LA SCÈNE ALTERNATIVE FRANÇAISE - Depuis quelques années la scène française bénéficie d’un dynamisme sans précédent. Cette scène n’a cependant rien à voir avec la French Touch des années 2000, qui a longtemps définie l’image de la France à l’international en matière de musiques électroniques. D’ailleurs, certains clubs sont des figures de proue de cette mouvance à Paris et de l’exportation du son français à l’étranger mais également dans plusieurs autres grandes villes qui s’ouvrent à un genre différent ; la Techno.


Concrete ou encore RexClub sont souvent cités comme l’incarnation du renouveau de la scène techno sur le territoire, mais les autres scènes locales ne sont pas en reste et possèdent de nombreux lieux reconnus (l'Iboat à Bordeaux, Le Sucre à Lyon, le 101 à Clermont Ferrand, Le Bikini à Toulouse ou l’Ostra à Nancy...).


CONCRETE © Jacob Khrist

Preuve de ce développement exponentiel et du besoin d'en établir un état des lieux, les acteurs institutionnels du champ musical ont pris acte de cette dynamique*. Mais l'acceptation de la musique par certaines institutions et médias**, ainsi que sa démocratisation envers le public et le développement des lieux qui en sont la vitrine, ont pu donner ces dernières années une image d'un milieu plus accessible, peut-être moins alternatif.


Cette évolution pousse à s'interroger sur le terme « underground », qui se dit d’œuvres, de milieux ou de mouvements artistiques produits hors des circuits traditionnels, commerciaux.

On peut tenter de dresser une dichotomie entre une techno « grand public », celle des grands acteurs - festivals, clubs -, qui drainent la majeure partie du marché, et une scène plus alternative, bien que la frontière entre ces deux catégories soit évidemment poreuse.

D’un côté, certains collectifs sont désormais bien installés dans le milieu warehouse*** - Possession -. Alors que d'autres investissent à la fois les clubs mais organisent aussi des événements dans des lieux alternatifs - Exil - d’autres encore ouvrent temporairement des espaces plus intimistes - Subtyl avec l'expérience éphémère du Méga Destock -. Il y en a aussi qui ont commencé en free party et qui se dirigent maintenant vers des soirées plus encadrés et payantes - Razance - ou d’autres qui défendent les codes queer - Myst -.

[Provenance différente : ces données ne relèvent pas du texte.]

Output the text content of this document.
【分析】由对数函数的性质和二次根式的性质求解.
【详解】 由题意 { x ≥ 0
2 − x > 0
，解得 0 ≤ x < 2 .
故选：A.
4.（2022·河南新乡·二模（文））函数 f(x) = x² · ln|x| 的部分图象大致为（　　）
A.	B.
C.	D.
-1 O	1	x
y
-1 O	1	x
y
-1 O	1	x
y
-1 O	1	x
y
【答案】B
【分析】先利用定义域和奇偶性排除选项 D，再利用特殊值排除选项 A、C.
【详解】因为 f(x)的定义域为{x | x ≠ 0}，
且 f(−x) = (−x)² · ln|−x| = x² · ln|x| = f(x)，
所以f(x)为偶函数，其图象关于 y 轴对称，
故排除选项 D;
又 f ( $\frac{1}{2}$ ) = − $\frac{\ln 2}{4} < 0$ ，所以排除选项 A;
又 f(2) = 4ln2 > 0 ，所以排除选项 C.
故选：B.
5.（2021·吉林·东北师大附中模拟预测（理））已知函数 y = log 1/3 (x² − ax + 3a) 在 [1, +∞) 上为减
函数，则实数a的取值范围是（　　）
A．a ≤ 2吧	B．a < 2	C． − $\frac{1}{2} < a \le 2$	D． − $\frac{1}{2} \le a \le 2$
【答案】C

Megadestock © Subtyl D’un autre côté, de nombreux collectifs irriguent la scène sur tout le territoire, de Qui Embrouille Qui à Paris, en passant par Positive Éducation à Saint Étienne, ou le Metaphore Collectif à Marseille, pour ne citer qu'eux, et des lieux plus ouverts et hybrides que les clubs se développent un peu partout. L’esthétique et les manières de faire, propres à chacun de ces collectifs, sont représentatives du dynamisme de cette scène alternative qui transite hors des clubs et autres grosses structures, qui se caractérise par une plasticité et une capacité à surprendre et à innover. Organisation de soirée, mais aussi parfois création de leur propre label ou de leur agence de booking, les acteurs de cette scène underground ne se cantonnent pas à une activité particulière, et continuent en cela de proposer des expériences alternatives que les clubs ou festivals ne peuvent pas forcément offrir (du fait d'une organisation plus normée, contrôlée, régulée, et donc moins souple).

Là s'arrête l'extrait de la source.